Even if you are the only author, having a plan will still help you keep your sanity.

With your content strategy mapped out, you’ll know how you’ll be using your social channels in the future. These efforts will be thought out, well crafted and strategically targeted to your audience.

And if you map out your content well enough you might even end up with enough for an eBook or full length book. But, that’s another topic for another post.

Now, I’m not saying that social media isn’t a place for fun and spontaneity.  Certainly let your personality shine through. Create real relationships with people on social media. Don’t just be a content shilling machine.

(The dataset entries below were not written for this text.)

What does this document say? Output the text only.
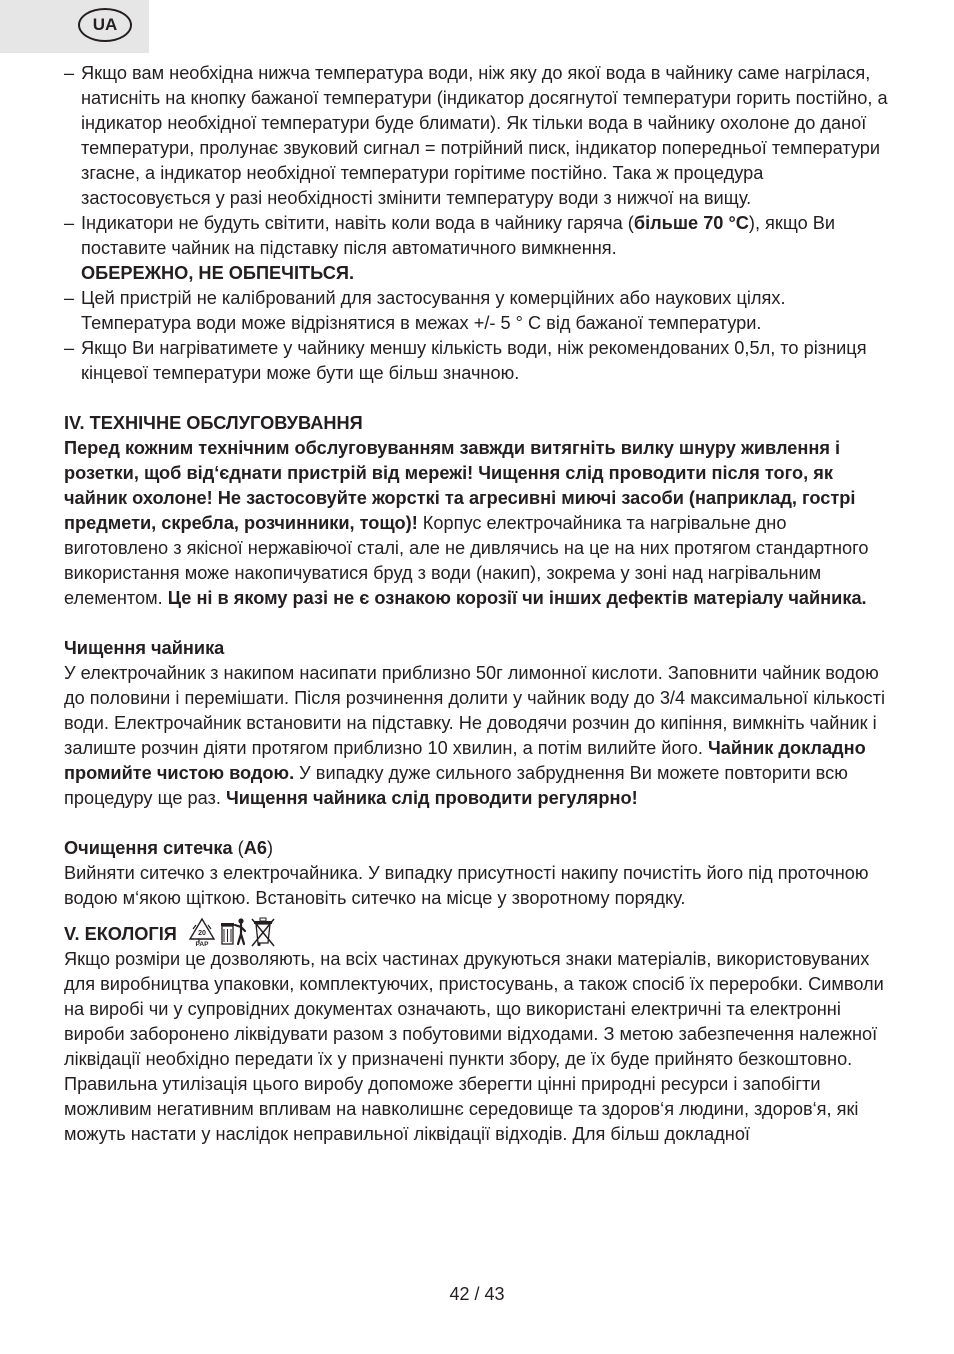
UA
– Якщо вам необхідна нижча температура води, ніж яку до якої вода в чайнику саме нагрілася, натисніть на кнопку бажаної температури (індикатор досягнутої температури горить постійно, а індикатор необхідної температури буде блимати). Як тільки вода в чайнику охолоне до даної температури, пролунає звуковий сигнал = потрійний писк, індикатор попередньої температури згасне, а індикатор необхідної температури горітиме постійно. Така ж процедура застосовується у разі необхідності змінити температуру води з нижчої на вищу.
– Індикатори не будуть світити, навіть коли вода в чайнику гаряча (більше 70 °C), якщо Ви поставите чайник на підставку після автоматичного вимкнення.
ОБЕРЕЖНО, НЕ ОБПЕЧІТЬСЯ.
– Цей пристрій не калібрований для застосування у комерційних або наукових цілях. Температура води може відрізнятися в межах +/- 5 ° C від бажаної температури.
– Якщо Ви нагріватимете у чайнику меншу кількість води, ніж рекомендованих 0,5л, то різниця кінцевої температури може бути ще більш значною.

IV. ТЕХНІЧНЕ ОБСЛУГОВУВАННЯ

Перед кожним технічним обслуговуванням завжди витягніть вилку шнуру живлення і розетки, щоб від‘єднати пристрій від мережі! Чищення слід проводити після того, як чайник охолоне! Не застосовуйте жорсткі та агресивні миючі засоби (наприклад, гострі предмети, скребла, розчинники, тощо)! Корпус електрочайника та нагрівальне дно виготовлено з якісної нержавіючої сталі, але не дивлячись на це на них протягом стандартного використання може накопичуватися бруд з води (накип), зокрема у зоні над нагрівальним елементом. Це ні в якому разі не є ознакою корозії чи інших дефектів матеріалу чайника.

Чищення чайника

У електрочайник з накипом насипати приблизно 50г лимонної кислоти. Заповнити чайник водою до половини і перемішати. Після розчинення долити у чайник воду до 3/4 максимальної кількості води. Електрочайник встановити на підставку. Не доводячи розчин до кипіння, вимкніть чайник і залиште розчин діяти протягом приблизно 10 хвилин, а потім вилийте його. Чайник докладно промийте чистою водою. У випадку дуже сильного забруднення Ви можете повторити всю процедуру ще раз. Чищення чайника слід проводити регулярно!

Очищення ситечка (A6)

Вийняти ситечко з електрочайника. У випадку присутності накипу почистіть його під проточною водою м‘якою щіткою. Встановіть ситечко на місце у зворотному порядку.

V. ЕКОЛОГІЯ	20
PAP

Якщо розміри це дозволяють, на всіх частинах друкуються знаки матеріалів, використовуваних для виробництва упаковки, комплектуючих, пристосувань, а також спосіб їх переробки. Символи на виробі чи у супровідних документах означають, що використані електричні та електронні вироби заборонено ліквідувати разом з побутовими відходами. З метою забезпечення належної ліквідації необхідно передати їх у призначені пункти збору, де їх буде прийнято безкоштовно. Правильна утилізація цього виробу допоможе зберегти цінні природні ресурси і запобігти можливим негативним впливам на навколишнє середовище та здоров‘я людини, здоров‘я, які можуть настати у наслідок неправильної ліквідації відходів. Для більш докладної

42 / 43
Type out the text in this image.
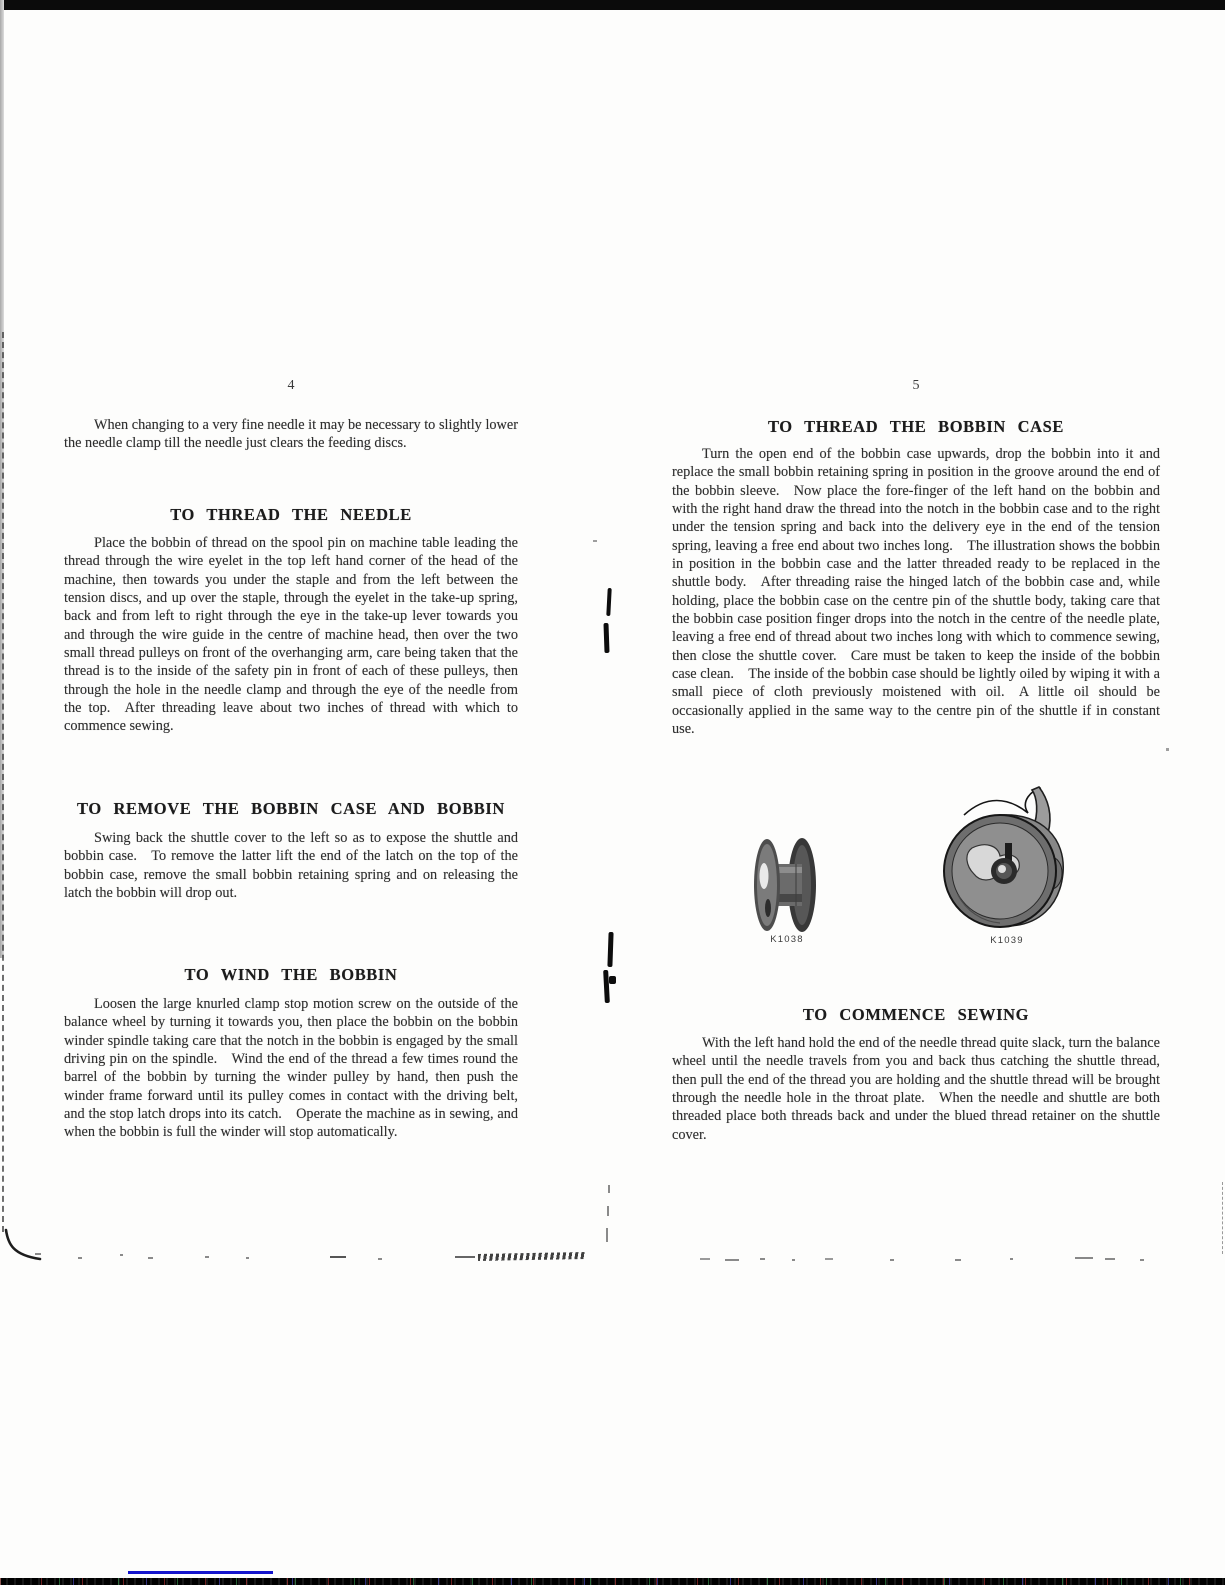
4
When changing to a very fine needle it may be necessary to slightly lower the needle clamp till the needle just clears the feeding discs.
TO THREAD THE NEEDLE
Place the bobbin of thread on the spool pin on machine table leading the thread through the wire eyelet in the top left hand corner of the head of the machine, then towards you under the staple and from the left between the tension discs, and up over the staple, through the eyelet in the take-up spring, back and from left to right through the eye in the take-up lever towards you and through the wire guide in the centre of machine head, then over the two small thread pulleys on front of the overhanging arm, care being taken that the thread is to the inside of the safety pin in front of each of these pulleys, then through the hole in the needle clamp and through the eye of the needle from the top. After threading leave about two inches of thread with which to commence sewing.
TO REMOVE THE BOBBIN CASE AND BOBBIN
Swing back the shuttle cover to the left so as to expose the shuttle and bobbin case. To remove the latter lift the end of the latch on the top of the bobbin case, remove the small bobbin retaining spring and on releasing the latch the bobbin will drop out.
TO WIND THE BOBBIN
Loosen the large knurled clamp stop motion screw on the outside of the balance wheel by turning it towards you, then place the bobbin on the bobbin winder spindle taking care that the notch in the bobbin is engaged by the small driving pin on the spindle. Wind the end of the thread a few times round the barrel of the bobbin by turning the winder pulley by hand, then push the winder frame forward until its pulley comes in contact with the driving belt, and the stop latch drops into its catch. Operate the machine as in sewing, and when the bobbin is full the winder will stop automatically.
5
TO THREAD THE BOBBIN CASE
Turn the open end of the bobbin case upwards, drop the bobbin into it and replace the small bobbin retaining spring in position in the groove around the end of the bobbin sleeve. Now place the fore-finger of the left hand on the bobbin and with the right hand draw the thread into the notch in the bobbin case and to the right under the tension spring and back into the delivery eye in the end of the tension spring, leaving a free end about two inches long. The illustration shows the bobbin in position in the bobbin case and the latter threaded ready to be replaced in the shuttle body. After threading raise the hinged latch of the bobbin case and, while holding, place the bobbin case on the centre pin of the shuttle body, taking care that the bobbin case position finger drops into the notch in the centre of the needle plate, leaving a free end of thread about two inches long with which to commence sewing, then close the shuttle cover. Care must be taken to keep the inside of the bobbin case clean. The inside of the bobbin case should be lightly oiled by wiping it with a small piece of cloth previously moistened with oil. A little oil should be occasionally applied in the same way to the centre pin of the shuttle if in constant use.
K1038	K1039
TO COMMENCE SEWING
With the left hand hold the end of the needle thread quite slack, turn the balance wheel until the needle travels from you and back thus catching the shuttle thread, then pull the end of the thread you are holding and the shuttle thread will be brought through the needle hole in the throat plate. When the needle and shuttle are both threaded place both threads back and under the blued thread retainer on the shuttle cover.
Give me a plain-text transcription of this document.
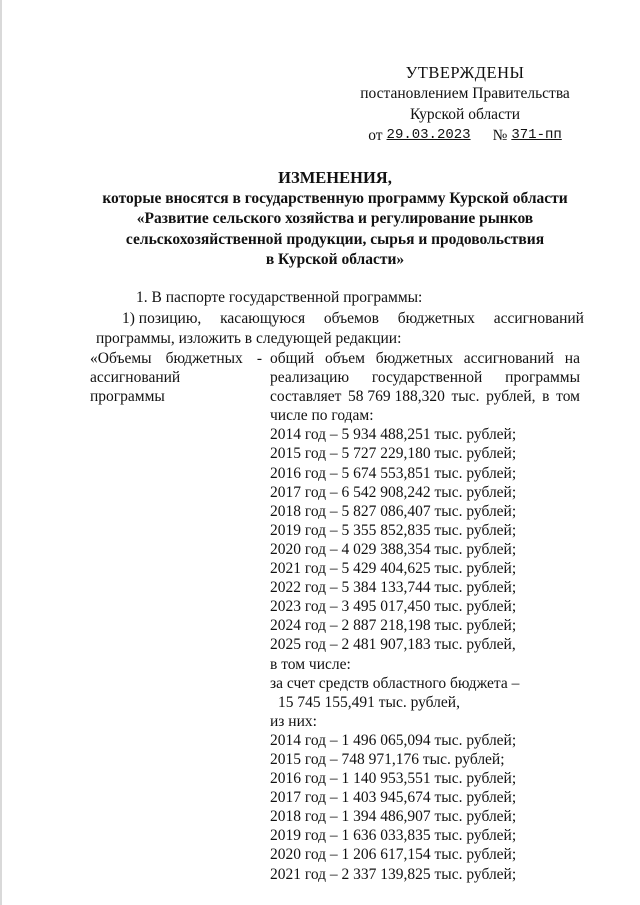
УТВЕРЖДЕНЫ
постановлением Правительства
Курской области
от 29.03.2023 № 371-пп
ИЗМЕНЕНИЯ,
которые вносятся в государственную программу Курской области
«Развитие сельского хозяйства и регулирование рынков
сельскохозяйственной продукции, сырья и продовольствия
в Курской области»
1. В паспорте государственной программы:
1) позицию, касающуюся объемов бюджетных ассигнований
программы, изложить в следующей редакции:
«Объемы бюджетных -
ассигнований
программы
общий объем бюджетных ассигнований на
реализацию государственной программы
составляет 58 769 188,320 тыс. рублей, в том
числе по годам:
2014 год – 5 934 488,251 тыс. рублей;
2015 год – 5 727 229,180 тыс. рублей;
2016 год – 5 674 553,851 тыс. рублей;
2017 год – 6 542 908,242 тыс. рублей;
2018 год – 5 827 086,407 тыс. рублей;
2019 год – 5 355 852,835 тыс. рублей;
2020 год – 4 029 388,354 тыс. рублей;
2021 год – 5 429 404,625 тыс. рублей;
2022 год – 5 384 133,744 тыс. рублей;
2023 год – 3 495 017,450 тыс. рублей;
2024 год – 2 887 218,198 тыс. рублей;
2025 год – 2 481 907,183 тыс. рублей,
в том числе:
за счет средств областного бюджета –
15 745 155,491 тыс. рублей,
из них:
2014 год – 1 496 065,094 тыс. рублей;
2015 год – 748 971,176 тыс. рублей;
2016 год – 1 140 953,551 тыс. рублей;
2017 год – 1 403 945,674 тыс. рублей;
2018 год – 1 394 486,907 тыс. рублей;
2019 год – 1 636 033,835 тыс. рублей;
2020 год – 1 206 617,154 тыс. рублей;
2021 год – 2 337 139,825 тыс. рублей;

But, when you have a plan, and you produce and share content that is of value to your target audience, you will attract those people to your social channels. Your connections and successes will grow from there.

What do you think about social? Do you think a free for all is the best approach or do you prefer to have a plan? Let me know in the comments section below.

Jon-Mikel Bailey - Before co-founding Wood Street in 2002, Jon worked in sales, marketing and business development for technology and marketing firms. A popular speaker, he gives seminars on marketing, internet marketing, branding and web design to chambers of commerce, trade associations and colleges. He has a BFA in Photography from Frostburg State University and still shoots photos for Wood Street clients.

2 Responses to “Social Media Marketing Won’t Work for You… Unless
  • Hi Jon. Insightful post as usual.

    I think a combo of free for all AND having a plan is probably the most realistic approach only because all the planning in the world, which is helpful, needed and good to do, won’t take into account the spontaneous nature of real time conversation which is another important aspect of engagement and outreach.

    Also breaking or important industry news comes out at all times of the day or night so that, too is challenging to plan for. Those responsible for implementing the content strategy should be nimble enough to adjust and cater to real time or breaking events … because often times these news or events do inspire new content ideas or force us to create un-planned content of *some kind* that is both timely and relevant to our audiences.

    Still, having a content plan in it of itself provides does provide important framework to leverage. It is important to pre-define, where and when possible, the tempo of topics as well as the quantity of content to be created, curated, shared and administered on branded platforms, communities and such. These plans serve as the content blueprint to work from and are an essential aspect of one’s content marketing strategy (which, by default, also impacts one’s social media strategy as well!).

    • Absolutely Mayra! There has to be some level of fun, excitement and spontaneity with social.